02 May 2024
Recovered Pages: A Digital Transformation Story
The British Library is continuing to recover from last year’s cyber-attack. While our teams work to restore our services safely and securely, one of our goals in the Digital Research Team is to get some of the information from our currently inaccessible web pages into an easily readable and shareable format. We’ll be sharing these pages via blog posts here, with information recovered from the Wayback Machine, a fantastic initiative of the Internet Archive.
The second page in this series is a case study on the impact of our Digital Scholarship Training Programme, captured by the Wayback Machine on 3 October 2023.
Graham Jevon: A Digital Transformation Story
'The Digital Scholarship Training Programme has introduced me to new software, opened my eyes to digital opportunities, provided inspiration for me to improve, and helped me attain new skills'
Key points
- Graham Jevon has been an active participant in the Digital Scholarship Training Programme
- Through gaining digital skills he has been able to build software to automate tricky processes
- Graham went on to become a Coleridge Fellowship scholar, putting these digital skills to good use!
Find out more on what Graham has been up to on his Staff Profile
Did you know? The Digital Scholarship Training Programme has been running since 2012, and creates opportunities for staff to develop necessary skills and knowledge to support emerging areas of modern scholarship.
The Digital Scholarship Training Programme
Since joining the library in 2018, the Digital Scholarship Training Programme has been integral to the trajectory of both my personal development and the working practices within my team.
The very first training course I attended at the library was the introduction to OpenRefine. The key thing that I took away from this course was not necessarily the skills to use the software, but simply understanding OpenRefine’s functionality and the possibilities the software offered for my team. This inspired me to spend time after the session devising a workflow that enhanced our cataloguing efficiency and accuracy, enabling me to create more detailed and accurate metadata in less time. With OpenRefine I created a semi-automated workflow that required the kind of logical thinking associated with computer programming, but without the need to understand a computer programming language.
Computing for Cultural Heritage
The use of this kind of logical thinking and the introduction to writing computational expressions within OpenRefine sparked an interest in me to learn a computing language such as Python. I started a free online Python introduction, but without much context to the course my attention quickly waned. When the Digital Scholarship Computing for Cultural Heritage course was announced I therefore jumped at the chance to apply.
I went into the Computing for Cultural Heritage course hoping to learn skills that would enable me to solve cataloguing and administrative problems, skills that would help me process data in spreadsheets more efficiently and accurately. I had one particular problem in mind and I was able to address this problem in the project module of the course. For the project we had to design a software program. I created a program (known as ReG), which automatically generates structured catalogue references for archival collections. I was extremely pleased with the outcome of this project and this piece of software is something that my team now use in our day-to-day activities. An error-prone task that could take hours or days to complete manually in Excel now takes just a few seconds and is always 100% accurate.
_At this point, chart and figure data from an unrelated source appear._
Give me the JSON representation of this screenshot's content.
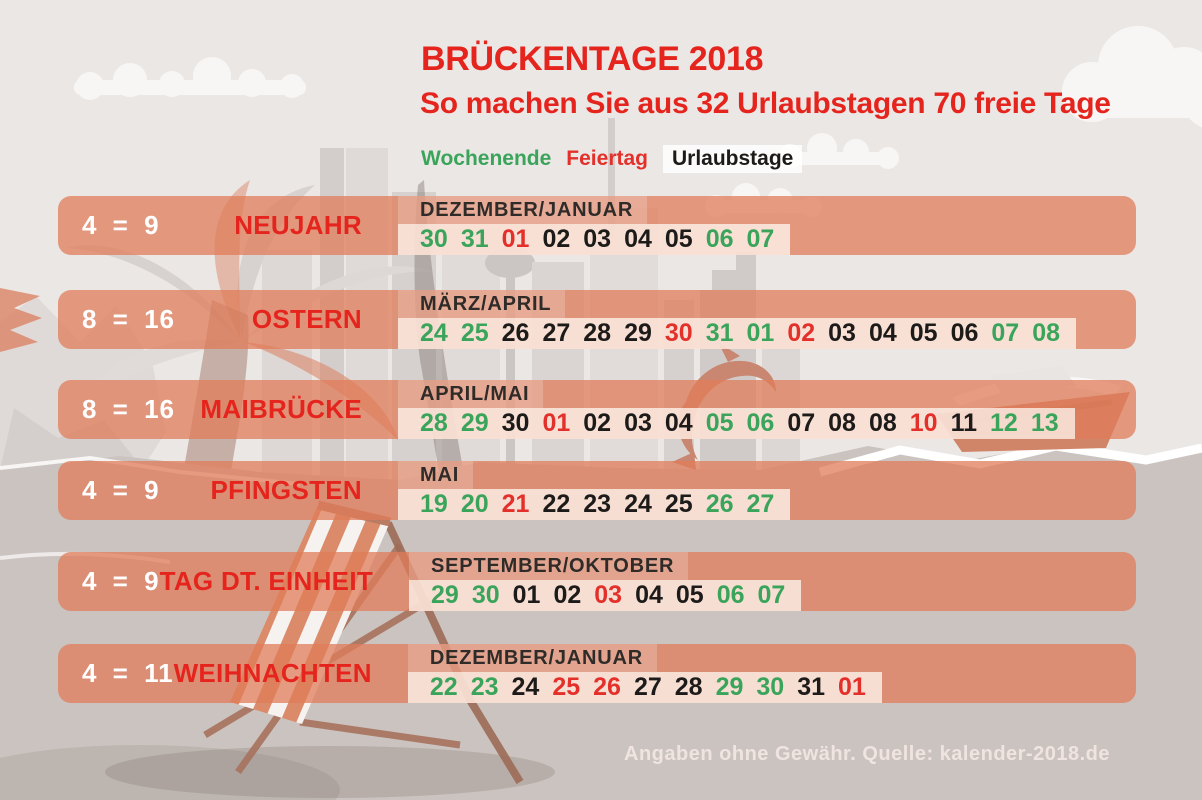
{
  "header": {
    "title": "BRÜCKENTAGE 2018",
    "subtitle": "So machen Sie aus 32 Urlaubstagen 70 freie Tage"
  },
  "legend": {
    "weekend": "Wochenende",
    "holiday": "Feiertag",
    "vacation": "Urlaubstage"
  },
  "colors": {
    "we": "#3BA45B",
    "ft": "#E3302A",
    "ur": "#1D1B19",
    "accent": "#E5241D",
    "band_salmon": "#E5977B",
    "strip_light": "#F8DCCA"
  },
  "rows": [
    {
      "ratio": "4 = 9",
      "name": "NEUJAHR",
      "months": "DEZEMBER/JANUAR",
      "days": [
        {
          "d": "30",
          "t": "we"
        },
        {
          "d": "31",
          "t": "we"
        },
        {
          "d": "01",
          "t": "ft"
        },
        {
          "d": "02",
          "t": "ur"
        },
        {
          "d": "03",
          "t": "ur"
        },
        {
          "d": "04",
          "t": "ur"
        },
        {
          "d": "05",
          "t": "ur"
        },
        {
          "d": "06",
          "t": "we"
        },
        {
          "d": "07",
          "t": "we"
        }
      ]
    },
    {
      "ratio": "8 = 16",
      "name": "OSTERN",
      "months": "MÄRZ/APRIL",
      "days": [
        {
          "d": "24",
          "t": "we"
        },
        {
          "d": "25",
          "t": "we"
        },
        {
          "d": "26",
          "t": "ur"
        },
        {
          "d": "27",
          "t": "ur"
        },
        {
          "d": "28",
          "t": "ur"
        },
        {
          "d": "29",
          "t": "ur"
        },
        {
          "d": "30",
          "t": "ft"
        },
        {
          "d": "31",
          "t": "we"
        },
        {
          "d": "01",
          "t": "we"
        },
        {
          "d": "02",
          "t": "ft"
        },
        {
          "d": "03",
          "t": "ur"
        },
        {
          "d": "04",
          "t": "ur"
        },
        {
          "d": "05",
          "t": "ur"
        },
        {
          "d": "06",
          "t": "ur"
        },
        {
          "d": "07",
          "t": "we"
        },
        {
          "d": "08",
          "t": "we"
        }
      ]
    },
    {
      "ratio": "8 = 16",
      "name": "MAIBRÜCKE",
      "months": "APRIL/MAI",
      "days": [
        {
          "d": "28",
          "t": "we"
        },
        {
          "d": "29",
          "t": "we"
        },
        {
          "d": "30",
          "t": "ur"
        },
        {
          "d": "01",
          "t": "ft"
        },
        {
          "d": "02",
          "t": "ur"
        },
        {
          "d": "03",
          "t": "ur"
        },
        {
          "d": "04",
          "t": "ur"
        },
        {
          "d": "05",
          "t": "we"
        },
        {
          "d": "06",
          "t": "we"
        },
        {
          "d": "07",
          "t": "ur"
        },
        {
          "d": "08",
          "t": "ur"
        },
        {
          "d": "08",
          "t": "ur"
        },
        {
          "d": "10",
          "t": "ft"
        },
        {
          "d": "11",
          "t": "ur"
        },
        {
          "d": "12",
          "t": "we"
        },
        {
          "d": "13",
          "t": "we"
        }
      ]
    },
    {
      "ratio": "4 = 9",
      "name": "PFINGSTEN",
      "months": "MAI",
      "days": [
        {
          "d": "19",
          "t": "we"
        },
        {
          "d": "20",
          "t": "we"
        },
        {
          "d": "21",
          "t": "ft"
        },
        {
          "d": "22",
          "t": "ur"
        },
        {
          "d": "23",
          "t": "ur"
        },
        {
          "d": "24",
          "t": "ur"
        },
        {
          "d": "25",
          "t": "ur"
        },
        {
          "d": "26",
          "t": "we"
        },
        {
          "d": "27",
          "t": "we"
        }
      ]
    },
    {
      "ratio": "4 = 9",
      "name": "TAG DT. EINHEIT",
      "months": "SEPTEMBER/OKTOBER",
      "days": [
        {
          "d": "29",
          "t": "we"
        },
        {
          "d": "30",
          "t": "we"
        },
        {
          "d": "01",
          "t": "ur"
        },
        {
          "d": "02",
          "t": "ur"
        },
        {
          "d": "03",
          "t": "ft"
        },
        {
          "d": "04",
          "t": "ur"
        },
        {
          "d": "05",
          "t": "ur"
        },
        {
          "d": "06",
          "t": "we"
        },
        {
          "d": "07",
          "t": "we"
        }
      ]
    },
    {
      "ratio": "4 = 11",
      "name": "WEIHNACHTEN",
      "months": "DEZEMBER/JANUAR",
      "days": [
        {
          "d": "22",
          "t": "we"
        },
        {
          "d": "23",
          "t": "we"
        },
        {
          "d": "24",
          "t": "ur"
        },
        {
          "d": "25",
          "t": "ft"
        },
        {
          "d": "26",
          "t": "ft"
        },
        {
          "d": "27",
          "t": "ur"
        },
        {
          "d": "28",
          "t": "ur"
        },
        {
          "d": "29",
          "t": "we"
        },
        {
          "d": "30",
          "t": "we"
        },
        {
          "d": "31",
          "t": "ur"
        },
        {
          "d": "01",
          "t": "ft"
        }
      ]
    }
  ],
  "day_type_names": {
    "we": "weekend",
    "ft": "holiday",
    "ur": "vacation"
  },
  "footer": {
    "note": "Angaben ohne Gewähr. Quelle: kalender-2018.de"
  }
}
This in itself was a great outcome of the course that met my hopes at the outset. But this course did so much more. I came away from the course with a completely new set of data science skills that I could build on and apply in other areas. For example, I recently created another piece of software that helps my team survey any digitisation data that we receive, to help us spot any errors or problems that need fixing.
The British Library Coleridge Research Fellowship
The data science skills were particularly instrumental in enabling me to apply successfully for the British Library’s Coleridge research fellowship. This research fellowship is partly a personal development scheme and it enabled me the opportunity to put my new data science skills into practice in a research environment (rather than simply using them in a cataloguing context). My previous academic research experience was based on traditional analogue methods. But for the Coleridge project I used crowdsourcing to extract data for analysis from two collections of newspapers.
The third and final Computing for Cultural Heritage module focussed on machine learning and I was able to apply these skills directly to the crowdsourcing project Agents of Enslavement. The first crowdsourcing task, for example, asked the public to draw rectangles around four specific types of newspaper advertisement. To help ensure that no adverts were missed and to account for individual errors, each image was classified by five different people. I therefore had to aggregate the results. Thanks to the new data science skills I had learned, I was able to write a Python script that used machine learning algorithms to aggregate 92,000 total rectangles drawn by the public into an aggregated dataset of 25,000 unique newspaper advertisements.
The OpenRefine and Computing for Cultural Heritage course are just two of the many digital scholarship training sessions that I have attended. But they perfectly illustrate the value of the Digital Scholarship Training Programme, which has introduced me to new software, opened my eyes to digital opportunities, provided inspiration for me to improve, and helped me attain new skills that I have been able to put into practice both for the benefit of myself and my team.